Au cœur des rudes et fortes Cévennes, c’est une bulle de paix au cœur d’un grand parc que le Château de Mareilles, rafraîchi d’un jardin évoquant l’Italie renaissante. Et la musique vient se nicher au pied d’une de ses façades en des moments de convivialité raffinée où le public se serre pour goûter des instants d’exception. Depuis quelques années, le pianiste Christian Debrus, fondateur et âme de ce festival de charme, a pu y faire entendre de beaux artistes, dans d’idéales conditions. Mais cette année, on ne peut évoquer sans un serrement de cœur un concert à nulle autre pareil, celui qu’y donna en 2023 la grande mezzo Béatrice Uria-Monzon, notre Carmen : voix un peu fatiguée sans doute, à force d’avoir touché tant de publics, mais une brassée d’airs ibériques qui la ramenaient à ses racines. Et pour ceux qui eurent la chance d’être présents, l’empreinte de sa classe, de son élégance et sa superbe robe turquoise resteront gravées sur ces murs. Car ce fut le dernier concert public de cette grande amie de Christian Debrus, disparue ce 19 juillet …
Des doigts vitaminés
Ici, en ouverture , c’était au tour du brillant pianiste russe Nikolaï Kuznetsov (photo), vainqueur des Piano Masters de Monte-Carlo 2012, de distiller une succession de pièces parfois adaptées par lui-même, et qui faisaient parcourir un vaste univers : Bach, Albinoni, Liszt, Chopin, ont résonné, sous ses doigts vitaminés, avec couleur et poésie. Et si la Sonate « Clair de lune » de Beethoven fut moins habitée, et son final Ppresto agitato décidément agitatissimo, la série de pièces de Grieg , extraites de Peer Gynt, arrangées par Grigory Ginzburg, furent prenantes, avec leur exotisme endiablé et surtout leur indicible mélancolie. Le tout pour finir en furie sur l’incontournable Libertango de Piazzola, qui fait se soulever le public.

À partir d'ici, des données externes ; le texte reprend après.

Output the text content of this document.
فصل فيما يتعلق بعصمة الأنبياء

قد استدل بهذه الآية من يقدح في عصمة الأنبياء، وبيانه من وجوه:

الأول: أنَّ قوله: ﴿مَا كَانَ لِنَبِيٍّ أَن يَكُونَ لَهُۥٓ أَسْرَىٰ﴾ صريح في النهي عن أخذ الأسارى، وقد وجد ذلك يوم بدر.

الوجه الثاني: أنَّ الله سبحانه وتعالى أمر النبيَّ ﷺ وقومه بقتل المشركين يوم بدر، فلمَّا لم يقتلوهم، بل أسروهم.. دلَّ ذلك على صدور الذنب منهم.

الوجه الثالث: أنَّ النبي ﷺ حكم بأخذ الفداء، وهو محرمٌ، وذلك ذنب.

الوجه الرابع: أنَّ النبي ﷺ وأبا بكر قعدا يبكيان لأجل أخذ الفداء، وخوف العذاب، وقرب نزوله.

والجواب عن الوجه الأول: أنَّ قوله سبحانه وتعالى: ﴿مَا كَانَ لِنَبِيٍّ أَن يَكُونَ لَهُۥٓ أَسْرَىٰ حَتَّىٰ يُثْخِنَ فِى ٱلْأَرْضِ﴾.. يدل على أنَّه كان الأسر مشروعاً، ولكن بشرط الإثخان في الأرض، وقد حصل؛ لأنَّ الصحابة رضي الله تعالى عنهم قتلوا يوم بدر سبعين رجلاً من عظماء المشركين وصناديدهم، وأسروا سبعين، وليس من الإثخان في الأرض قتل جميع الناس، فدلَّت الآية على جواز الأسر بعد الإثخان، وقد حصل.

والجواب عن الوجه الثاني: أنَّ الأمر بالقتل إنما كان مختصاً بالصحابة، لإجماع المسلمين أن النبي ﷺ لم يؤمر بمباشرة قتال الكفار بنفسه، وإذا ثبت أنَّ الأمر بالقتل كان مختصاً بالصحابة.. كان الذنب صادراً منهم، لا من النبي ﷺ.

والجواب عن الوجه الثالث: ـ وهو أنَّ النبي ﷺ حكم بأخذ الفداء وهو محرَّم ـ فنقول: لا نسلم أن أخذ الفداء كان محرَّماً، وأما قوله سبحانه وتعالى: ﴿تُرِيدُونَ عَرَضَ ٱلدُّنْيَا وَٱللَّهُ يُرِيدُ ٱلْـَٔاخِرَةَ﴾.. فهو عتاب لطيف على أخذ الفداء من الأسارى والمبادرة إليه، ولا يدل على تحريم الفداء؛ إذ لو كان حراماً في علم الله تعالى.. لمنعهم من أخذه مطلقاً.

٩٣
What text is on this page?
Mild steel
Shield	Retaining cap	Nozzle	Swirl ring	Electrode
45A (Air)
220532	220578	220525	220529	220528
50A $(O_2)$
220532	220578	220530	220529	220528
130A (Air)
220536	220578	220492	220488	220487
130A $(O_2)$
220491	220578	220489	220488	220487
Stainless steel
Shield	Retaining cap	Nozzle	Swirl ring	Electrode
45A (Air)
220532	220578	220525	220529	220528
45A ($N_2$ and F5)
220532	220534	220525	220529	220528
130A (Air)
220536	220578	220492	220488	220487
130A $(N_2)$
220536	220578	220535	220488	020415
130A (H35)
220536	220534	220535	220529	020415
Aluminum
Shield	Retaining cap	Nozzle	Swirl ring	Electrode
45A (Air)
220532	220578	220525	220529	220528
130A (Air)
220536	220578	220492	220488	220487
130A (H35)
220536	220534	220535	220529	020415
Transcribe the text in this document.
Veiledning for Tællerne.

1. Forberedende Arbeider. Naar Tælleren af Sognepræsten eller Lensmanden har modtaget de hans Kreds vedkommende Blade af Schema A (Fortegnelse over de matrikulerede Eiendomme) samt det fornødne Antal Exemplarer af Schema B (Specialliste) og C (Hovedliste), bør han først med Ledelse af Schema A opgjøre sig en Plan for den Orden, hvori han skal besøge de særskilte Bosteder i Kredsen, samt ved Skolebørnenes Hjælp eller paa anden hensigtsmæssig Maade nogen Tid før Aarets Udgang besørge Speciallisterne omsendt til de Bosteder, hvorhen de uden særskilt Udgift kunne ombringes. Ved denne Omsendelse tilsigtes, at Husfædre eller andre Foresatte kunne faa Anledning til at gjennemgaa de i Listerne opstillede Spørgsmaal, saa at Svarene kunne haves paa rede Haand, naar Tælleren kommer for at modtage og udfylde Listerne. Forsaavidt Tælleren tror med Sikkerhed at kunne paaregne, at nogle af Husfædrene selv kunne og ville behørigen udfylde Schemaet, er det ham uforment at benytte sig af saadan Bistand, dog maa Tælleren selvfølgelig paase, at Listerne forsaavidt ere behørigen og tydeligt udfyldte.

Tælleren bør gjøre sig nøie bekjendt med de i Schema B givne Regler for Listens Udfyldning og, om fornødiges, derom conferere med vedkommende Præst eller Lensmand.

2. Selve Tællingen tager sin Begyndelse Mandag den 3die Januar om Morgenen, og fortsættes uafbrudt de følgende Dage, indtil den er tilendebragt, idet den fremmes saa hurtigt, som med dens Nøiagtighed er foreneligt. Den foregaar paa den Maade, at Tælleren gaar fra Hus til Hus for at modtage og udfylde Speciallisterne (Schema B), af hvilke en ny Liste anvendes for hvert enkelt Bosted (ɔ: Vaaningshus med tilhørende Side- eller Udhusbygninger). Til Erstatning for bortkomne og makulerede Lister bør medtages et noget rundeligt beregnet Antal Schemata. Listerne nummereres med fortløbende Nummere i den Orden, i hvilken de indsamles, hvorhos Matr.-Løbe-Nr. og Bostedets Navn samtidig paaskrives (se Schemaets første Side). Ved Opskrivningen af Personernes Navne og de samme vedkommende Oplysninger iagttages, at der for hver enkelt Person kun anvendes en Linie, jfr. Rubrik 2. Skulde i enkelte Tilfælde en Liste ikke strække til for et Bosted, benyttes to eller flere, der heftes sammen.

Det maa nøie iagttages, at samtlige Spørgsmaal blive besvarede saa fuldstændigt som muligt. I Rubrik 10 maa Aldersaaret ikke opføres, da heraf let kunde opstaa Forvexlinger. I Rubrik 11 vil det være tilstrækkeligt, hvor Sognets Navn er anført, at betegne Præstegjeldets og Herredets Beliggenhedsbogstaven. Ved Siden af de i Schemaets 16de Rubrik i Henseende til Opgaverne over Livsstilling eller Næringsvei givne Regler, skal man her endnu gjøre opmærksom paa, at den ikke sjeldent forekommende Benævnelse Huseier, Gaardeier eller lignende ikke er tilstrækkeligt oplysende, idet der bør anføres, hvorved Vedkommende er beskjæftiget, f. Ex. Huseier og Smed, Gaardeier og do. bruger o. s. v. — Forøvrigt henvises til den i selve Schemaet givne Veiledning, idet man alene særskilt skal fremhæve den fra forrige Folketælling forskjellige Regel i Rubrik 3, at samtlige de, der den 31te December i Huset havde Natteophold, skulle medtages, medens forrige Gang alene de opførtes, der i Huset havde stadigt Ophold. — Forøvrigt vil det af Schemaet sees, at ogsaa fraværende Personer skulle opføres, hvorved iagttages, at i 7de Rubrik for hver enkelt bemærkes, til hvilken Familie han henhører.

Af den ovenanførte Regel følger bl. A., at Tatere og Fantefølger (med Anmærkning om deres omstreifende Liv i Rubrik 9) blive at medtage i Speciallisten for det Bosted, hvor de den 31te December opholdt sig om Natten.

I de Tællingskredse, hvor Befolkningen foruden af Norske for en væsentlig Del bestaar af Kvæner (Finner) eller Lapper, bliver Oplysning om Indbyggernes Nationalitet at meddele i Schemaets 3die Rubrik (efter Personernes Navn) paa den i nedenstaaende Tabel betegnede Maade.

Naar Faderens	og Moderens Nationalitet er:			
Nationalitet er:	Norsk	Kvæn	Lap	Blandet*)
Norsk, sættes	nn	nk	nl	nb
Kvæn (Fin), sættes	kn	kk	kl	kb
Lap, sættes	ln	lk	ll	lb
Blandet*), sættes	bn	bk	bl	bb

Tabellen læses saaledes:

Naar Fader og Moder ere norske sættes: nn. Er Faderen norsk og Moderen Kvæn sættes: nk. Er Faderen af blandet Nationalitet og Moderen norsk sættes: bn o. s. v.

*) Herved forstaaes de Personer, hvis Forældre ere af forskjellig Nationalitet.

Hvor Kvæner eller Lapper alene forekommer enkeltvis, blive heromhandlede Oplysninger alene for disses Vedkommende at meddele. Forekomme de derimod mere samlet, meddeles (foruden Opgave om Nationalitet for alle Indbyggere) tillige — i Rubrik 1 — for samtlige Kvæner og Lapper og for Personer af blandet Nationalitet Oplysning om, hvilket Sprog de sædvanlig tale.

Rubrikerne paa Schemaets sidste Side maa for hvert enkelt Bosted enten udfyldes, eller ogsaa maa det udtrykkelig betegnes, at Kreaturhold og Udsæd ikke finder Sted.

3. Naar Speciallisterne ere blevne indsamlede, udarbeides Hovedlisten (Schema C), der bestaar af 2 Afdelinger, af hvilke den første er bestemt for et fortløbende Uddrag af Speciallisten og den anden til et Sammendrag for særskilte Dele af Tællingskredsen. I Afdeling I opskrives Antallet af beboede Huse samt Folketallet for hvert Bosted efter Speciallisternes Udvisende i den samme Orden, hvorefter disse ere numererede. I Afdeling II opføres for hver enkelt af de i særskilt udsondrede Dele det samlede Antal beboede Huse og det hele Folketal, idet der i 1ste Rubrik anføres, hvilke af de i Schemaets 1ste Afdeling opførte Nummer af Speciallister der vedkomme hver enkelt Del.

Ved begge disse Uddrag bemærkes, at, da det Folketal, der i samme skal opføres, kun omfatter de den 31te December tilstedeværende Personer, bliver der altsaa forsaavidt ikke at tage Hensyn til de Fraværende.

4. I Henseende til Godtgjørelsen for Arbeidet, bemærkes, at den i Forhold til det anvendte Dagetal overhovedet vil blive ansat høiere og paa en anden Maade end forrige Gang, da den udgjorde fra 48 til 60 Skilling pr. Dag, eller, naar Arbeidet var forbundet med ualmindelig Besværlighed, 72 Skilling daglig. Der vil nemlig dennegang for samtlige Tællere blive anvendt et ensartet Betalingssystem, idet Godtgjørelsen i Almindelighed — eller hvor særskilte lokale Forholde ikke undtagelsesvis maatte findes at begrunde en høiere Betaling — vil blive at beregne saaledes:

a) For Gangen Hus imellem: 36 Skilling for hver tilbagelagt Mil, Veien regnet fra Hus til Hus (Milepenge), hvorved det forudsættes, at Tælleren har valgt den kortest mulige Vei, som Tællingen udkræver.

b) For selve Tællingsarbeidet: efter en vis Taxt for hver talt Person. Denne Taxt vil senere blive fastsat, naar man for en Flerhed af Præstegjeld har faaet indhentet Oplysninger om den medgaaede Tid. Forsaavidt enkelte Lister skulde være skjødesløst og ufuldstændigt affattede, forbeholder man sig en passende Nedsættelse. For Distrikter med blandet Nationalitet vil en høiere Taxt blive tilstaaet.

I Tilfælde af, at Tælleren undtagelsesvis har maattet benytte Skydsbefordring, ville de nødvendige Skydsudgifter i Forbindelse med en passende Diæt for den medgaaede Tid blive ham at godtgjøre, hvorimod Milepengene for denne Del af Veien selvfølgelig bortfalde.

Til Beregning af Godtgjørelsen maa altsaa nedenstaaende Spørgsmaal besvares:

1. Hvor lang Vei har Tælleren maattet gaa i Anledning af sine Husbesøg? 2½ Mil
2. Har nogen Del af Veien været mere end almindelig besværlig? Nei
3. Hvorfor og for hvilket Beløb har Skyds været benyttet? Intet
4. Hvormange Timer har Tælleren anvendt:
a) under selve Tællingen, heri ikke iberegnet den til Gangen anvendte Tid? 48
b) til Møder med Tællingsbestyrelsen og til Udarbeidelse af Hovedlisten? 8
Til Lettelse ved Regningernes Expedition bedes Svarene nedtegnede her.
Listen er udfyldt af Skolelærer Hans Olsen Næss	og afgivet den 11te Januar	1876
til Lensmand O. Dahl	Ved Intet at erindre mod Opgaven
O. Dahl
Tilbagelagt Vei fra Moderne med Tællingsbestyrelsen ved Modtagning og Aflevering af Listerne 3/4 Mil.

La Sportelle © François Le Guen
Du récital à la musique chorale
Une 49e édition donc, riche et variée, qui porte la musique d’un site à l’autre des Cévennes, et en permet une vision dédramatisée mais ô combien fine, puisque une soirée tango va alterner avec un quatuor de saxophones, que le hautbois de Jean-Louis Capezzali va se marier avec l’orgue de Adam Bernadac au Temple du Vigan, que la viole de Lucile Boulanger va précéder le romantisme brûlant du programme concocté par Adam Laloum, et que la Messe en ut de Beethoven, transposée pour chœurs, deux pianos et timbales, permettra au public de retrouver l’un des piliers du festival, Michel Piquemal, toujours fidèle avec ses Chœurs de l’Abbaye de Sylvanès. Tandis que les folies irrésistibles de l’univers yiddish enflammeront à nouveau le château de Mareilles, avec le Sirba Octet. Et bien d’autres… Sans parler du magnifique concert promis par l’ensemble La Sportelle (dit.Emmeran Rollin), qui fera dialoguer Bach et son fidèle servant Mendelssohn !
Cap sur la 50e édition
L’an prochain, l’heure sonnera du demi- siècle du festival, et la liste des formidables artistes qui auront livré ici toutes les nuances d’une musique vivante, colorée, plurielle, de village en village, de site en site, de voûte en voûte, laisse rêveur, car bien des présences auront marqué les souvenirs, ainsi l’apparition stupéfiante d’Aristo Sham, le jeune pianiste hongkongais tout récemment Médaille d’Or du concours Van Cliburn, ou l’exquise violoniste Iris Scialom (1). Sans parler de stars comme la belle Viorica Cortez, et Khatia Buniatishvili, à sa meilleure époque. On goûte donc la moisson de l’année, en se disant que tous les espoirs sont donc permis pour ce proche anniversaire…
Jacqueline Thuilleux

(1) Dont un très bel album Fauré, Ravel & Enesco sortira à la rentrée (Scala Music)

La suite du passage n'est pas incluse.